Mexican sugar imports will cost U.S. sugar producers $1 billion this year, predicts the American Sugar Alliance, a beet and cane sugar producer trade group.

The ASA charges that Mexico has been illegally subsidizing sugar production and is violating anti-dumping trade rules. The U.S. Department of Commerce recently announced it will investigate the industry's charges.

"Considering what's currently happening in the market, we are hopeful that corrective action will be taken as soon as possible," says Phillip Hayes, ASA spokesman.

Sugarbeets are placed in piles for shortage, but the piles could be smaller this year. Acres will likely be down and prices are 50% lower.

The Mexican sugar industry – 20% of which is owned and operated by the Mexican government -- increased exports to the U.S. from 9% of the U.S. market in FY2012 to nearly 18% in FY2013. As of March 31 this year, Mexico had sent to America 1.15 million tons of sugar, putting it on pace to ship 2.3 million tons for the year. That is compared to last year's all-time record of 2.1 million tons.
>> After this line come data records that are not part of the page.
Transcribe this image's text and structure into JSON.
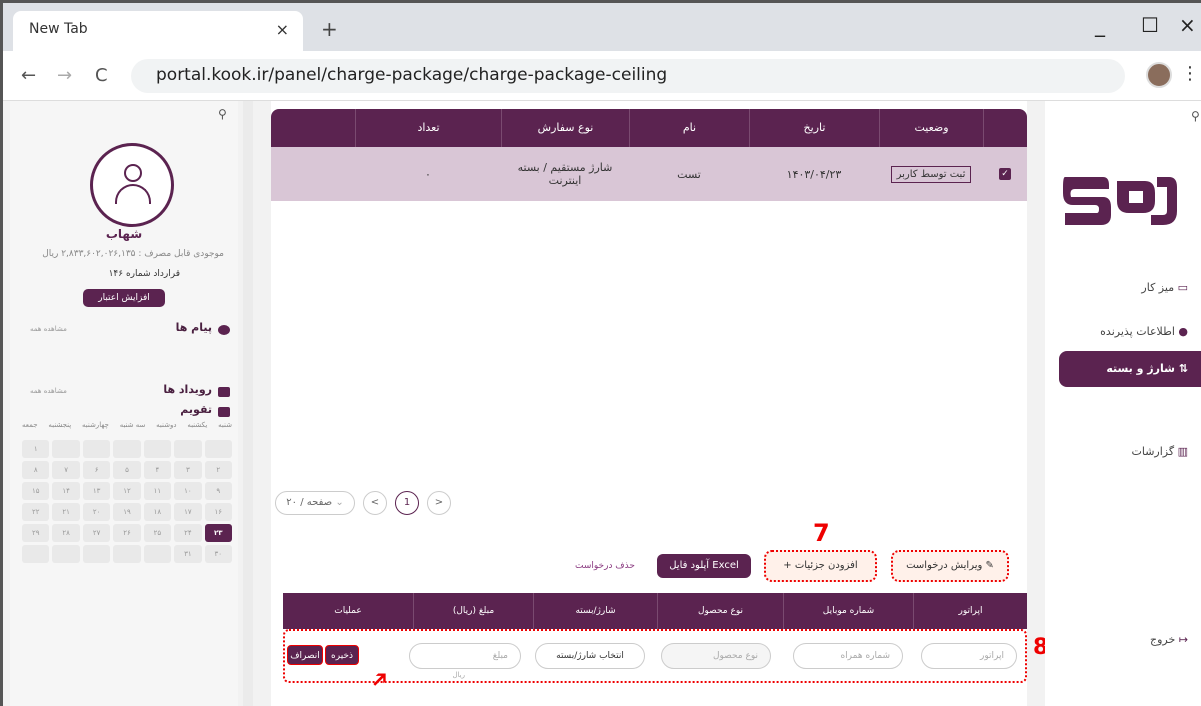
{
  "browser": {
    "tab_title": "New Tab",
    "tab_close": "×",
    "new_tab": "+",
    "url": "portal.kook.ir/panel/charge-package/charge-package-ceiling",
    "back": "←",
    "forward": "→",
    "reload": "C",
    "menu": "⋮",
    "minimize": "_",
    "maximize": "☐",
    "close": "×"
  },
  "left_panel": {
    "pin": "⚲",
    "username": "شهاب",
    "balance": "موجودی قابل مصرف : ۲,۸۳۳,۶۰۲,۰۲۶,۱۳۵ ریال",
    "contract": "قرارداد شماره ۱۴۶",
    "credit_button": "افزایش اعتبار",
    "messages_title": "پیام ها",
    "messages_see_all": "مشاهده همه",
    "events_title": "رویداد ها",
    "events_see_all": "مشاهده همه",
    "calendar_title": "تقویم",
    "weekdays": [
      "شنبه",
      "یکشنبه",
      "دوشنبه",
      "سه شنبه",
      "چهارشنبه",
      "پنجشنبه",
      "جمعه"
    ],
    "calendar_cells": [
      "",
      "",
      "",
      "",
      "",
      "",
      "۱",
      "۲",
      "۳",
      "۴",
      "۵",
      "۶",
      "۷",
      "۸",
      "۹",
      "۱۰",
      "۱۱",
      "۱۲",
      "۱۳",
      "۱۴",
      "۱۵",
      "۱۶",
      "۱۷",
      "۱۸",
      "۱۹",
      "۲۰",
      "۲۱",
      "۲۲",
      "۲۳",
      "۲۴",
      "۲۵",
      "۲۶",
      "۲۷",
      "۲۸",
      "۲۹",
      "۳۰",
      "۳۱",
      "",
      "",
      "",
      "",
      ""
    ],
    "today": "۲۳"
  },
  "main": {
    "columns": [
      "",
      "وضعیت",
      "تاریخ",
      "نام",
      "نوع سفارش",
      "تعداد",
      ""
    ],
    "row": {
      "checkbox": "✓",
      "status": "ثبت توسط کاربر",
      "date": "۱۴۰۳/۰۴/۲۳",
      "name": "تست",
      "order_type": "شارژ مستقیم / بسته اینترنت",
      "count": "۰"
    },
    "pager": {
      "prev": "<",
      "page": "1",
      "next": ">",
      "page_size": "۲۰ / صفحه"
    },
    "actions": {
      "edit_request": "ویرایش درخواست",
      "add_details": "+ افزودن جزئیات",
      "upload_excel": "آپلود فایل Excel",
      "delete_request": "حذف درخواست"
    },
    "callouts": {
      "first": "7",
      "second": "8"
    },
    "detail_columns": [
      "اپراتور",
      "شماره موبایل",
      "نوع محصول",
      "شارژ/بسته",
      "مبلغ (ریال)",
      "عملیات"
    ],
    "form": {
      "operator_placeholder": "اپراتور",
      "mobile_placeholder": "شماره همراه",
      "product_placeholder": "نوع محصول",
      "charge_select": "انتخاب شارژ/بسته",
      "amount_placeholder": "مبلغ",
      "amount_unit": "ریال",
      "save": "ذخیره",
      "cancel": "انصراف"
    }
  },
  "right_nav": {
    "pin": "⚲",
    "items": [
      "میز کار",
      "اطلاعات پذیرنده",
      "شارژ و بسته",
      "گزارشات"
    ],
    "logout": "خروج"
  },
  "colors": {
    "brand": "#5b2350",
    "highlight": "#e00000"
  }
}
Unless the pace slows, imports of sugar from Mexico will be 500,000 tons more than U.S. government officials had expected this year, Hayes says.

The growth in Mexico's exports to the U.S. is being fueled by substantial subsidies and dumping margins of 45% or more, according ASA. It contends that Mexico is directly responsible for sinking U.S. sugar prices, which have fallen 50% since late 2011 and are back to the lows of the 1980s.

In March, USDA predicted an that U.S. sugarbeet growers would plant 4% fewer acres. It would be the fourth consecutive year that U.S. sugar farmers have reduced plantings.

"If the Mexican sugar industry was gaining market share in the United States because it was more efficient than U.S. producers, that would be one thing," Hayes says, "but they are inefficient and are simply making advances because of unfair trading practices."

The North American Free Trade Agreement "gives Mexico the right to export sugar to the United States on a tariff-free and quota-free basis-but that does not give the Mexican industry the right to export its surplus to the U.S. market at dumped prices, nor does it permit the [Mexican government] to subsidize its sugar industry without regard to the impact of those subsidies on U.S. producers," reads petitions filed by U.S. sugar producers.

NAFTA explicitly permits the filing of antidumping and countervailing duty cases. NAFTA countries have filed 114 antidumping and countervailing duty cases against each other since the trade deal went into effect. Of these 114 cases, Mexico has filed 31 cases against the United States, and the United States has filed 30 cases against Mexico, not counting the pending sugar petitions.